29/12/11
Fano (Pesaro Urbino)- Ha un tassello fanese la mostra fotografica esposta a Torino fino al 26 febbraio “L’Italia e gli italiani” realizzata in occasione del 150° anniversario dell’Unità d’Italia.
Il fotografo americano Richard Kalvar è stato infatti nella Città della Fortuna il 12 giugno 2011.
Il reportage realizzato da nove grandi fotografi dell’agenzia Magnum, fondata nel 1947 da Robert Capa ed Henri Cartier-Bresson. L’intento di questo viaggio fotografico durato sei mesi, era quello di dare una visione particolare dell’Italia, interpretata dal linguaggio fotografico d’autore, senza visioni nostalgiche e vedute turistiche.

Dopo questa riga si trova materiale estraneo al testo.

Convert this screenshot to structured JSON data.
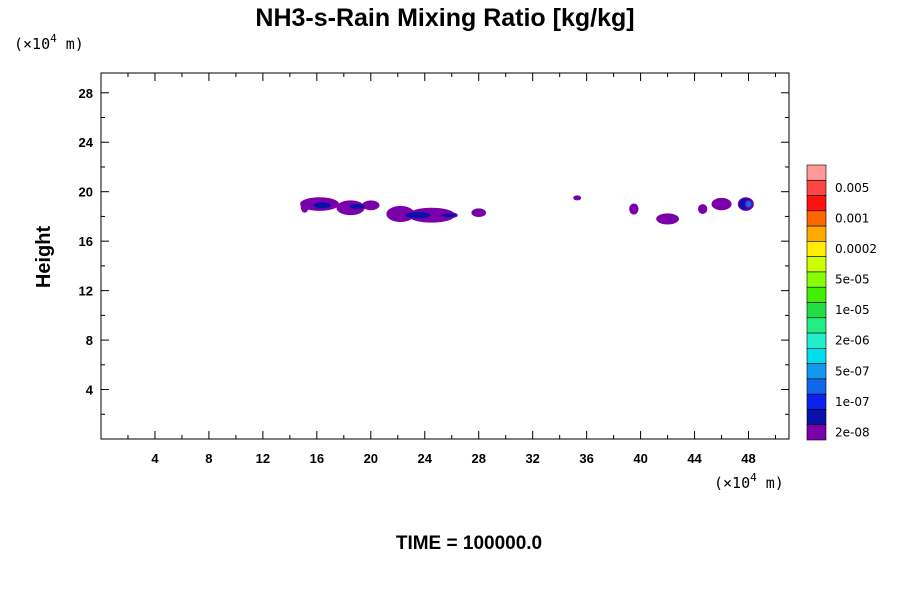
{
  "chart_data": {
    "type": "heatmap",
    "title": "NH3-s-Rain Mixing Ratio [kg/kg]",
    "ylabel": "Height",
    "x_unit": {
      "prefix": "(×10",
      "exp": "4",
      "suffix": " m)"
    },
    "y_unit": {
      "prefix": "(×10",
      "exp": "4",
      "suffix": " m)"
    },
    "xlim": [
      0,
      51
    ],
    "ylim": [
      0,
      29.6
    ],
    "xticks": [
      4,
      8,
      12,
      16,
      20,
      24,
      28,
      32,
      36,
      40,
      44,
      48
    ],
    "yticks": [
      4,
      8,
      12,
      16,
      20,
      24,
      28
    ],
    "time_label": "TIME = 100000.0",
    "colorbar": {
      "colors": [
        "#ff9999",
        "#ff4444",
        "#ff1010",
        "#ff6600",
        "#ffaa00",
        "#ffee00",
        "#ccff00",
        "#88ff00",
        "#44ee00",
        "#22dd44",
        "#22ee88",
        "#22eecc",
        "#00ddee",
        "#1199ee",
        "#1166ee",
        "#0a22ee",
        "#0a10aa",
        "#7a00aa"
      ],
      "labels": [
        "0.005",
        "0.001",
        "0.0002",
        "5e-05",
        "1e-05",
        "2e-06",
        "5e-07",
        "1e-07",
        "2e-08"
      ]
    },
    "cells": [
      {
        "x": 15.1,
        "y": 18.8,
        "w": 0.5,
        "h": 0.9,
        "level": "2e-08"
      },
      {
        "x": 16.2,
        "y": 19.0,
        "w": 2.8,
        "h": 1.0,
        "level": "2e-08"
      },
      {
        "x": 18.5,
        "y": 18.7,
        "w": 2.0,
        "h": 1.1,
        "level": "2e-08"
      },
      {
        "x": 20.0,
        "y": 18.9,
        "w": 1.2,
        "h": 0.7,
        "level": "2e-08"
      },
      {
        "x": 22.2,
        "y": 18.2,
        "w": 2.0,
        "h": 1.2,
        "level": "2e-08"
      },
      {
        "x": 24.5,
        "y": 18.1,
        "w": 3.4,
        "h": 1.1,
        "level": "2e-08"
      },
      {
        "x": 28.0,
        "y": 18.3,
        "w": 1.0,
        "h": 0.6,
        "level": "2e-08"
      },
      {
        "x": 16.4,
        "y": 18.9,
        "w": 1.4,
        "h": 0.6,
        "level": "1e-07"
      },
      {
        "x": 19.0,
        "y": 18.8,
        "w": 1.2,
        "h": 0.5,
        "level": "1e-07"
      },
      {
        "x": 23.5,
        "y": 18.1,
        "w": 2.0,
        "h": 0.6,
        "level": "1e-07"
      },
      {
        "x": 25.8,
        "y": 18.1,
        "w": 1.2,
        "h": 0.4,
        "level": "1e-07"
      },
      {
        "x": 35.3,
        "y": 19.5,
        "w": 0.5,
        "h": 0.3,
        "level": "2e-08"
      },
      {
        "x": 39.5,
        "y": 18.6,
        "w": 0.6,
        "h": 0.8,
        "level": "2e-08"
      },
      {
        "x": 42.0,
        "y": 17.8,
        "w": 1.6,
        "h": 0.8,
        "level": "2e-08"
      },
      {
        "x": 44.6,
        "y": 18.6,
        "w": 0.6,
        "h": 0.7,
        "level": "2e-08"
      },
      {
        "x": 46.0,
        "y": 19.0,
        "w": 1.4,
        "h": 0.9,
        "level": "2e-08"
      },
      {
        "x": 47.8,
        "y": 19.0,
        "w": 1.1,
        "h": 1.0,
        "level": "1e-07"
      },
      {
        "x": 48.0,
        "y": 19.0,
        "w": 0.5,
        "h": 0.6,
        "level": "5e-07"
      }
    ]
  }
}
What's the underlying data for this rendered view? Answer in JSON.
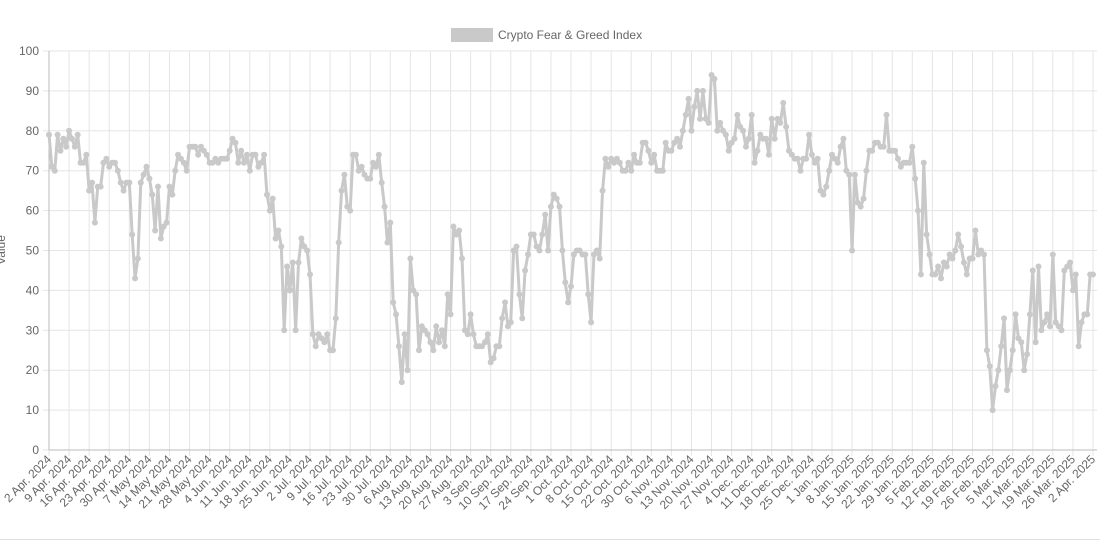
{
  "chart_data": {
    "type": "line",
    "ylabel": "Value",
    "ylim": [
      0,
      100
    ],
    "yticks": [
      0,
      10,
      20,
      30,
      40,
      50,
      60,
      70,
      80,
      90,
      100
    ],
    "grid": true,
    "legend": "top",
    "categories": [
      "2 Apr. 2024",
      null,
      null,
      null,
      null,
      null,
      null,
      "9 Apr. 2024",
      null,
      null,
      null,
      null,
      null,
      null,
      "16 Apr. 2024",
      null,
      null,
      null,
      null,
      null,
      null,
      "23 Apr. 2024",
      null,
      null,
      null,
      null,
      null,
      null,
      "30 Apr. 2024",
      null,
      null,
      null,
      null,
      null,
      null,
      "7 May 2024",
      null,
      null,
      null,
      null,
      null,
      null,
      "14 May 2024",
      null,
      null,
      null,
      null,
      null,
      null,
      "21 May 2024",
      null,
      null,
      null,
      null,
      null,
      null,
      "28 May 2024",
      null,
      null,
      null,
      null,
      null,
      null,
      "4 Jun. 2024",
      null,
      null,
      null,
      null,
      null,
      null,
      "11 Jun. 2024",
      null,
      null,
      null,
      null,
      null,
      null,
      "18 Jun. 2024",
      null,
      null,
      null,
      null,
      null,
      null,
      "25 Jun. 2024",
      null,
      null,
      null,
      null,
      null,
      null,
      "2 Jul. 2024",
      null,
      null,
      null,
      null,
      null,
      null,
      "9 Jul. 2024",
      null,
      null,
      null,
      null,
      null,
      null,
      "16 Jul. 2024",
      null,
      null,
      null,
      null,
      null,
      null,
      "23 Jul. 2024",
      null,
      null,
      null,
      null,
      null,
      null,
      "30 Jul. 2024",
      null,
      null,
      null,
      null,
      null,
      null,
      "6 Aug. 2024",
      null,
      null,
      null,
      null,
      null,
      null,
      "13 Aug. 2024",
      null,
      null,
      null,
      null,
      null,
      null,
      "20 Aug. 2024",
      null,
      null,
      null,
      null,
      null,
      null,
      "27 Aug. 2024",
      null,
      null,
      null,
      null,
      null,
      null,
      "3 Sep. 2024",
      null,
      null,
      null,
      null,
      null,
      null,
      "10 Sep. 2024",
      null,
      null,
      null,
      null,
      null,
      null,
      "17 Sep. 2024",
      null,
      null,
      null,
      null,
      null,
      null,
      "24 Sep. 2024",
      null,
      null,
      null,
      null,
      null,
      null,
      "1 Oct. 2024",
      null,
      null,
      null,
      null,
      null,
      null,
      "8 Oct. 2024",
      null,
      null,
      null,
      null,
      null,
      null,
      "15 Oct. 2024",
      null,
      null,
      null,
      null,
      null,
      null,
      "22 Oct. 2024",
      null,
      null,
      null,
      null,
      null,
      null,
      "30 Oct. 2024",
      null,
      null,
      null,
      null,
      null,
      null,
      "6 Nov. 2024",
      null,
      null,
      null,
      null,
      null,
      null,
      "13 Nov. 2024",
      null,
      null,
      null,
      null,
      null,
      null,
      "20 Nov. 2024",
      null,
      null,
      null,
      null,
      null,
      null,
      "27 Nov. 2024",
      null,
      null,
      null,
      null,
      null,
      null,
      "4 Dec. 2024",
      null,
      null,
      null,
      null,
      null,
      null,
      "11 Dec. 2024",
      null,
      null,
      null,
      null,
      null,
      null,
      "18 Dec. 2024",
      null,
      null,
      null,
      null,
      null,
      null,
      "25 Dec. 2024",
      null,
      null,
      null,
      null,
      null,
      null,
      "1 Jan. 2025",
      null,
      null,
      null,
      null,
      null,
      null,
      "8 Jan. 2025",
      null,
      null,
      null,
      null,
      null,
      null,
      "15 Jan. 2025",
      null,
      null,
      null,
      null,
      null,
      null,
      "22 Jan. 2025",
      null,
      null,
      null,
      null,
      null,
      null,
      "29 Jan. 2025",
      null,
      null,
      null,
      null,
      null,
      null,
      "5 Feb. 2025",
      null,
      null,
      null,
      null,
      null,
      null,
      "12 Feb. 2025",
      null,
      null,
      null,
      null,
      null,
      null,
      "19 Feb. 2025",
      null,
      null,
      null,
      null,
      null,
      null,
      "26 Feb. 2025",
      null,
      null,
      null,
      null,
      null,
      null,
      "5 Mar. 2025",
      null,
      null,
      null,
      null,
      null,
      null,
      "12 Mar. 2025",
      null,
      null,
      null,
      null,
      null,
      null,
      "19 Mar. 2025",
      null,
      null,
      null,
      null,
      null,
      null,
      "26 Mar. 2025",
      null,
      null,
      null,
      null,
      null,
      null,
      "2 Apr. 2025"
    ],
    "series": [
      {
        "name": "Crypto Fear & Greed Index",
        "color": "#c9c9c9",
        "values": [
          79,
          71,
          70,
          79,
          75,
          78,
          76,
          80,
          78,
          76,
          79,
          72,
          72,
          74,
          65,
          67,
          57,
          66,
          66,
          72,
          73,
          71,
          72,
          72,
          70,
          67,
          65,
          67,
          67,
          54,
          43,
          48,
          67,
          69,
          71,
          68,
          64,
          55,
          66,
          53,
          56,
          57,
          66,
          64,
          70,
          74,
          73,
          72,
          70,
          76,
          76,
          76,
          74,
          76,
          75,
          74,
          72,
          72,
          73,
          72,
          73,
          73,
          73,
          75,
          78,
          77,
          72,
          75,
          72,
          74,
          70,
          74,
          74,
          71,
          72,
          74,
          64,
          60,
          63,
          53,
          55,
          51,
          30,
          46,
          40,
          47,
          30,
          47,
          53,
          51,
          50,
          44,
          29,
          26,
          29,
          28,
          27,
          29,
          25,
          25,
          33,
          52,
          65,
          69,
          61,
          60,
          74,
          74,
          70,
          71,
          69,
          68,
          68,
          72,
          71,
          74,
          67,
          61,
          52,
          57,
          37,
          34,
          26,
          17,
          29,
          20,
          48,
          40,
          39,
          25,
          31,
          30,
          29,
          27,
          25,
          31,
          27,
          30,
          26,
          39,
          34,
          56,
          54,
          55,
          48,
          30,
          29,
          34,
          29,
          26,
          26,
          26,
          27,
          29,
          22,
          23,
          26,
          26,
          33,
          37,
          31,
          32,
          50,
          51,
          39,
          33,
          45,
          49,
          54,
          54,
          51,
          50,
          54,
          59,
          50,
          61,
          64,
          63,
          61,
          50,
          42,
          37,
          41,
          49,
          50,
          50,
          49,
          49,
          39,
          32,
          49,
          50,
          48,
          65,
          73,
          71,
          73,
          72,
          73,
          72,
          70,
          70,
          72,
          70,
          74,
          72,
          72,
          77,
          77,
          75,
          72,
          74,
          70,
          70,
          70,
          77,
          75,
          75,
          77,
          78,
          76,
          80,
          84,
          88,
          80,
          86,
          90,
          83,
          90,
          83,
          82,
          94,
          93,
          80,
          82,
          80,
          79,
          75,
          77,
          78,
          84,
          81,
          80,
          76,
          78,
          84,
          72,
          75,
          79,
          78,
          78,
          74,
          83,
          78,
          83,
          82,
          87,
          81,
          75,
          74,
          73,
          73,
          70,
          73,
          73,
          79,
          74,
          72,
          73,
          65,
          64,
          66,
          70,
          74,
          73,
          72,
          76,
          78,
          70,
          69,
          50,
          69,
          62,
          61,
          63,
          70,
          75,
          75,
          77,
          77,
          76,
          76,
          84,
          75,
          75,
          75,
          73,
          71,
          72,
          72,
          72,
          76,
          68,
          60,
          44,
          72,
          54,
          49,
          44,
          44,
          46,
          43,
          47,
          46,
          49,
          48,
          50,
          54,
          51,
          47,
          44,
          48,
          48,
          55,
          49,
          50,
          49,
          25,
          21,
          10,
          16,
          20,
          26,
          33,
          15,
          20,
          25,
          34,
          28,
          27,
          20,
          24,
          34,
          45,
          27,
          46,
          30,
          32,
          34,
          31,
          49,
          32,
          31,
          30,
          45,
          46,
          47,
          40,
          44,
          26,
          32,
          34,
          34,
          44,
          44
        ]
      }
    ]
  }
}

Un’occasione per riflettere sulla contemporaneità, registrata nel 2011 in un paese dove l’arte, la storia e la attualità si intrecciano, la tradizione e l’artigianato si confrontano con le tecnologie, le strutture urbanistiche attendono nuove istanze sociali, dove spesso il paesaggio agricolo lascia il passo a quello industriale, in un susseguirsi continuo di armonie e contrasti, bellezza e cattivo gusto.
Sono in mostra e pubblicate in uno splendido volume edito da Silvana Editoriale che si può trovare nelle librerie di Fano e Pesaro, oltre quattrocento immagini, realizzate da: Christopher Anderson, Harry Gruyaert, Mark Power, Mikhael Subotzky, Donovan Wylie, Richard Kalvar, Bruce Gilden, Alex Majoli e Paolo Pellegrin.
Uno di loro, Richard Kalvar, il maestro americano della “street photography”, è passato a Fano il 12 giugno 2011, accompagnato da Irene Alison direttore della rivista Rearviewmirror edita da Postcart, in concomitanza della terza edizione di “Centrale Fotografia”, la rassegna di eventi dedicati alla fotografia e all’arte contemporanea, organizzata ogni anno dall’ associazione culturale omonima, che ha la propria sede al “Caffé Centrale”.
Kalvar ha vissuto alcuni momenti a Fano, nella giornata in cui si svolgevano in Italia i referendum abrogativi del 12-13 giugno 2011, e ha ripreso alcuni giovani del circolo giovanile “Salvador Allende”, i quali si erano riuniti nella loro vecchia sede di palazzo Montevecchio. Poi Kalvar, sempre alla ricerca della gente che vive “insieme” in contesti sociali, si è diretto con la sua macchina fotografica al ristorante self service “Pesce Azzurro”, dove tra le centinaia di persone ha isolato alcuni ritratti ambientati, dalla grande forza evocativa e formale.
La piccola presenza di Fano, unica città delle Marche, in una mostra così autorevole, è la conferma che le iniziative di qualità che “Centrale Fotografia” sta portando avanti, hanno rinnovato l’ambiente culturale fanese, e in particolare contribuiscono a far conoscere la città a livello nazionale. L’esposizione inaugurata a Torino il 24 novembre 2011, si sposterà in altre città italiane, e poi a New York e Parigi.